2. Talk about a time you changed your mind about something, important or not.

Well, I changed my mind about blogging! I couldn't imagine putting my meanderings out on the Internet for anyone to see, but here they are. Most of the time it's been fun.

3. Bishop John Shelby Spong wrote a controversial book called "Why Christianity Must Change or Die." Setting aside his ideas--what kind of changes would you like to see in the Church?

The Church, at its basic level, is the community made up of individuals who are in relationship with Jesus Christ. For it to grow, each individual within the Church has to pray for help to get serious about that and to be open to what the Holy Spirit is telling her or him to do in at least three arenas--personal life, as a member of the faith community, and out in the larger society. The only way for me to do that is to seek the Spirit's guidance through prayer, Scripture, and the counsel of people who know me well and whose godly judgment I trust. If following God, and becoming more like Christ, is truly the desire of an individual's heart, God will honor that desire. And then a church full of people who are dedicated to Jesus and who really understand that that involves serving one another and seeking to meet the needs of the community, is going to grow.

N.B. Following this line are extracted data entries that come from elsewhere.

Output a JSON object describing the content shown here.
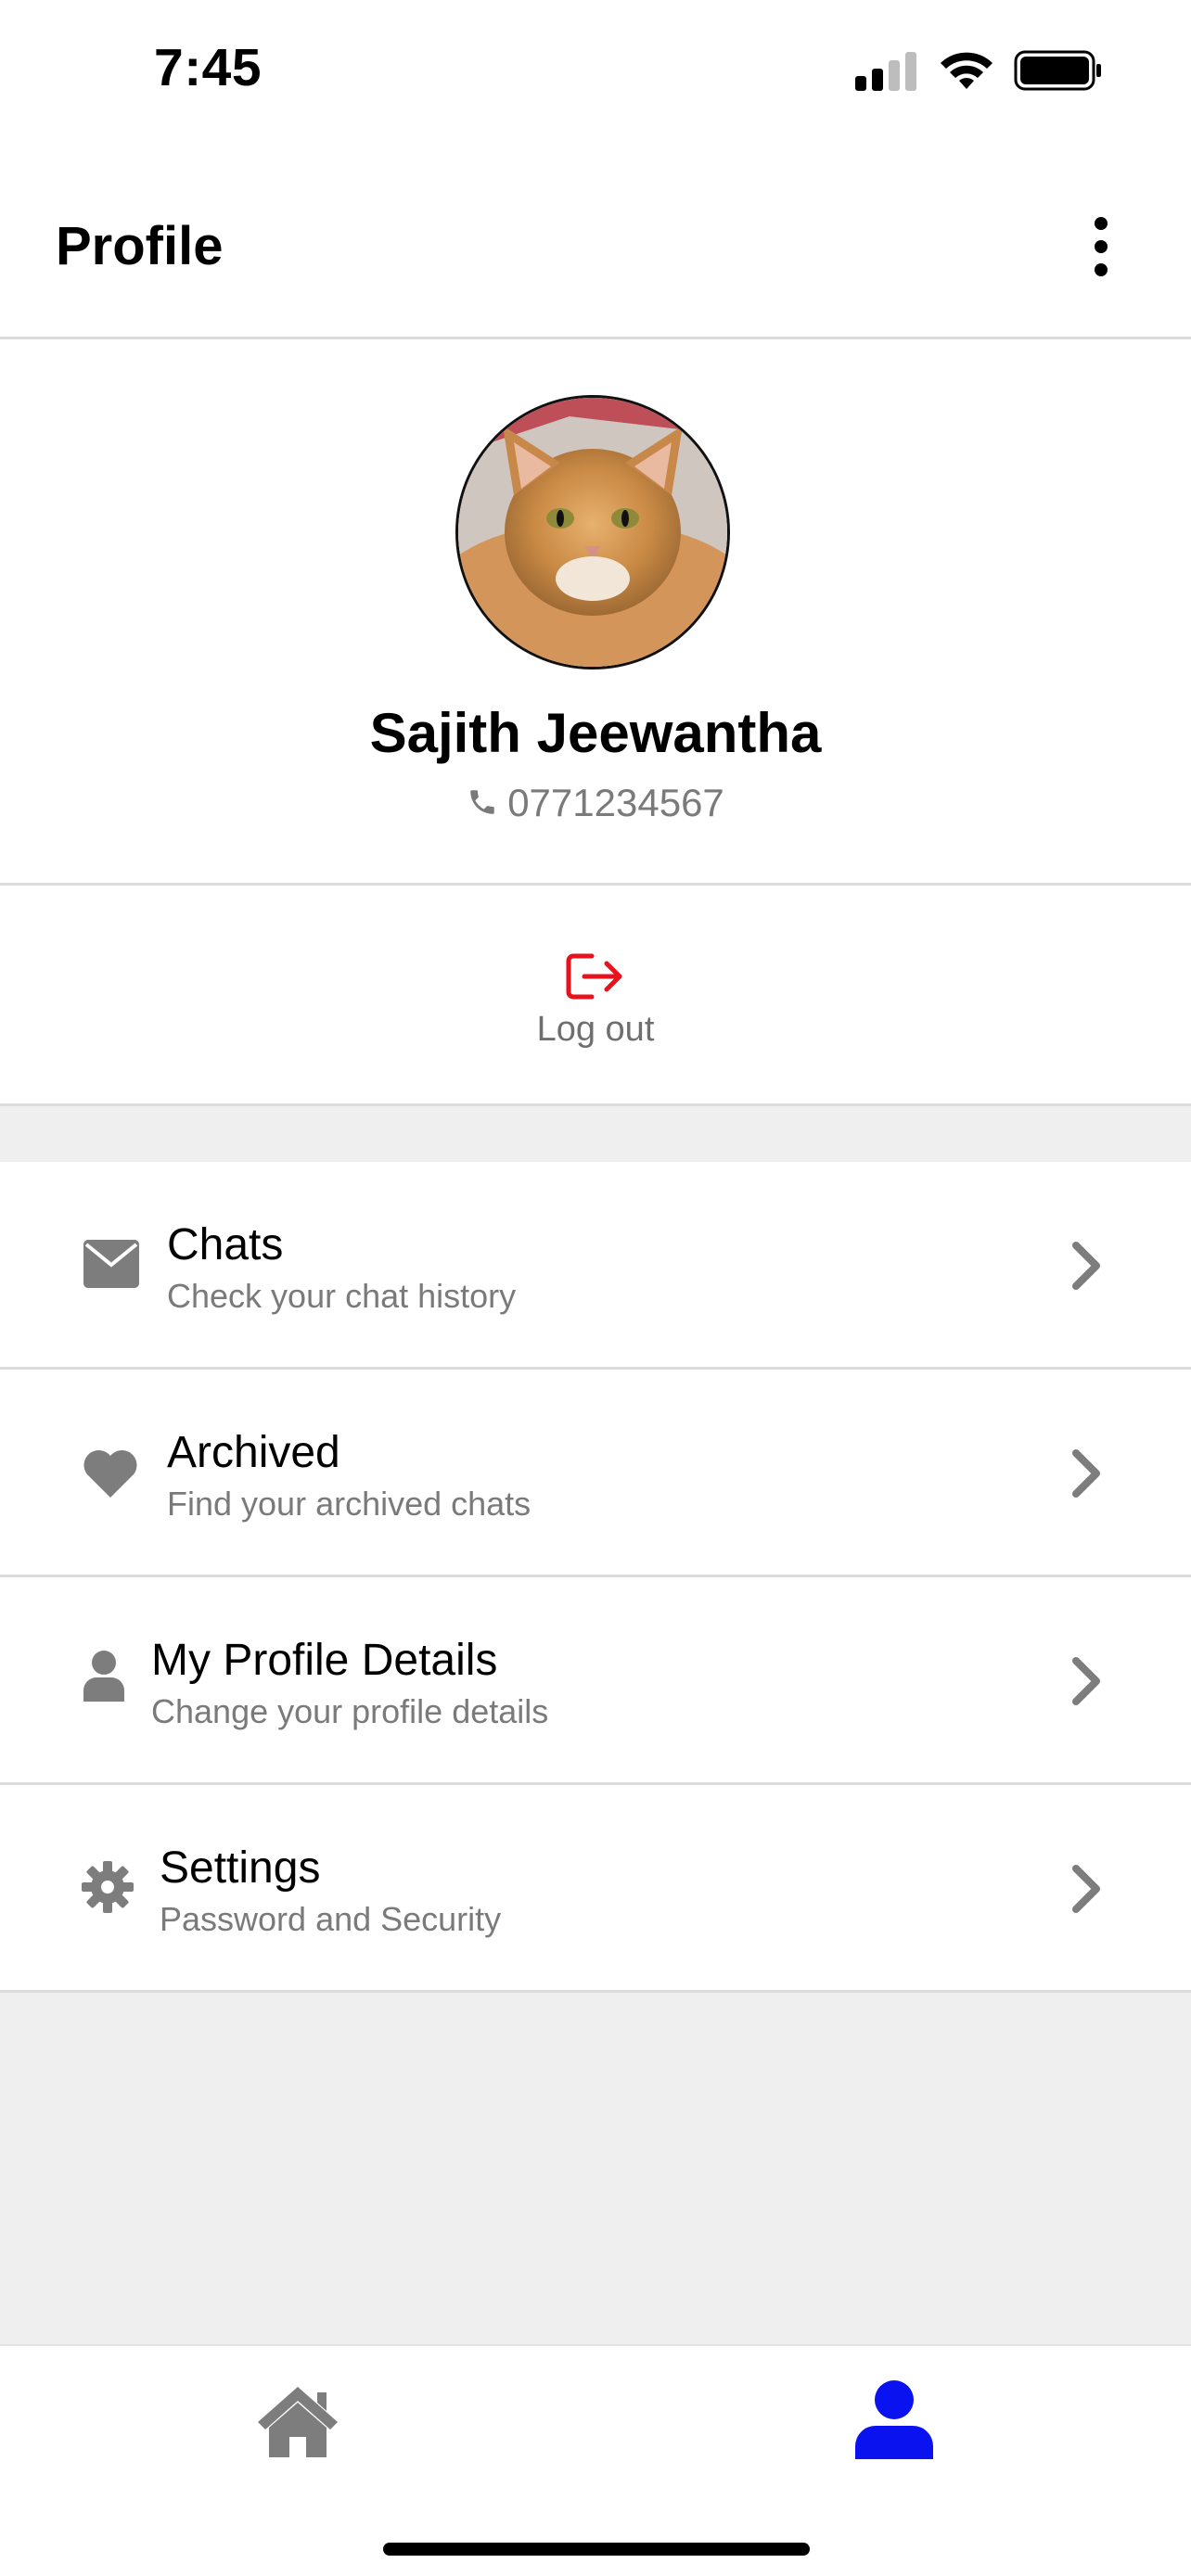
{
  "status_bar": {
    "time": "7:45",
    "icons": [
      "signal-icon",
      "wifi-icon",
      "battery-icon"
    ]
  },
  "header": {
    "title": "Profile",
    "menu_icon": "more-vertical-icon"
  },
  "profile": {
    "avatar_description": "avatar-photo",
    "name": "Sajith Jeewantha",
    "phone": "0771234567",
    "phone_icon": "phone-icon"
  },
  "logout": {
    "label": "Log out",
    "icon": "logout-icon",
    "color": "#e8121c"
  },
  "menu": {
    "items": [
      {
        "title": "Chats",
        "subtitle": "Check your chat history",
        "icon": "envelope-icon"
      },
      {
        "title": "Archived",
        "subtitle": "Find your archived chats",
        "icon": "heart-icon"
      },
      {
        "title": "My Profile Details",
        "subtitle": "Change your profile details",
        "icon": "user-icon"
      },
      {
        "title": "Settings",
        "subtitle": "Password and Security",
        "icon": "gear-icon"
      }
    ]
  },
  "bottom_nav": {
    "items": [
      {
        "name": "home",
        "icon": "home-icon",
        "active": false
      },
      {
        "name": "profile",
        "icon": "user-icon",
        "active": true
      }
    ],
    "active_color": "#0a12f0",
    "inactive_color": "#7d7d7d"
  }
}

So understand I am not just talking about a personal or pietistic thing, but that is where it begins. Sometimes church feels like a little club where we go to make business and social contacts, and act nice. It's not about acting nice, it's not even about doing good deeds (in our own strength). It's about the power of the Holy Spirit, and unless the church is made up of people who love God and seek to know and follow God, it will go nowhere.

4. Have you changed your hairstyle/hair color in the last five years? If so, how many times?

Not at all! Boring, huh? Sometimes I tell my stylist friend, "A little shorter this time", but I don't tell him that's just so I won't have to come back so soon. I stopped coloring my gray hair years ago, because really, once you start, when do you stop? It's OK. I have earned every strand. And maybe some day my hair will look like Emmylou Harris's (snort, guffaw).

5. What WERE they thinking with that New Coke thing?

No idea. It tasted way too much like Pepsi for this Southern gal. Classic Coke forever!

Thank you so much for your prayers and good wishes. I feel fine now, but believe me, it was rough sailing for a while. The Scientist is fine too.